The Big Apple persists, despite climactic disasters that have flooded the lower floors of New York City's buildings and turned the metropolis into a so-called “SuperVenice.”
Armistead Maupin’s Tales of the City meets George Turner’s Drowning Towers in this series of interconnected narratives concerning the residents of the Met Life tower, a historic skyscraper converted into a co-op. The head of the co-op board and the building’s super fend off an offer to purchase the building from a shadowy corporation so determined to buy that they’re willing to sabotage the building’s infrastructure.

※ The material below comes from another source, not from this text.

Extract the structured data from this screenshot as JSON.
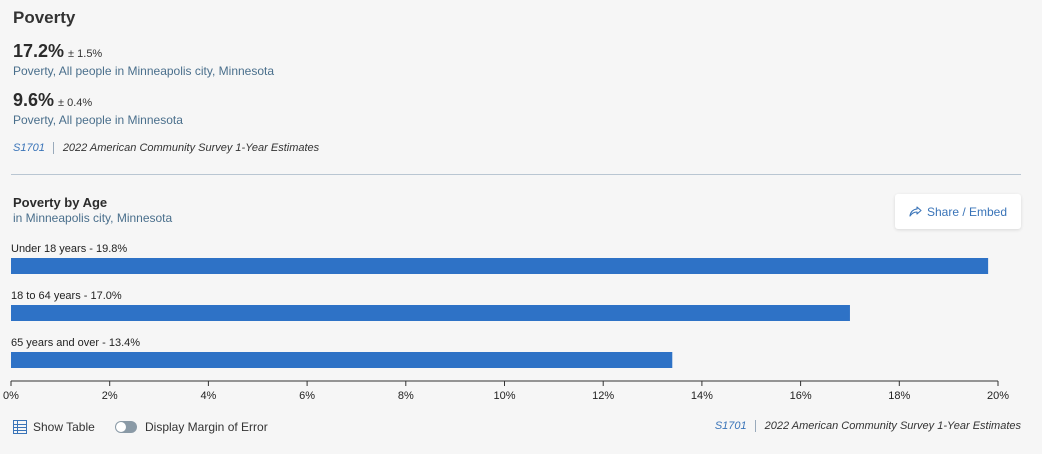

Two coders living in an inflatable structure on the building’s farm floor are held prisoner in an underwater container after one of them hacks the financial system. A tough cop investigates the coders’ disappearance and links it to a wide-ranging conspiracy. An ambitious trader tries altruism and civic improvement to impress a woman. A pair of “water rats” (homeless boys with a boat) search for sunken gold in the Bronx. And a media star famous for her “assisted migrations” tries to transport polar bears in her dirigible from the warming Arctic to cooler Antarctica. This offers parallels to Robinson’s previous novel, Aurora, which also featured an ecosystem in distress (in that case, a generational spaceship). Of course, this being Robinson, there are plenty of infodumps, mostly on climate, finance, and history, with some trenchant commentary on both gentrification and the perils inherent in ignoring human damage to the environment. But he also lightens the mood with a heavy dose of witty epigrams, including two delightfully relevant quotes from the children’s classic The Pushcart War. And exploring this vastly changed cityscape, where familiar streets are replaced by skybridges and subways by vaporettos, is great fun.
A post-disaster fairy tale that’s light on plot and heavy on improbable coincidences but a thoroughly enjoyable exercise in worldbuilding, written with a cleareyed love for the city's past, present, and future.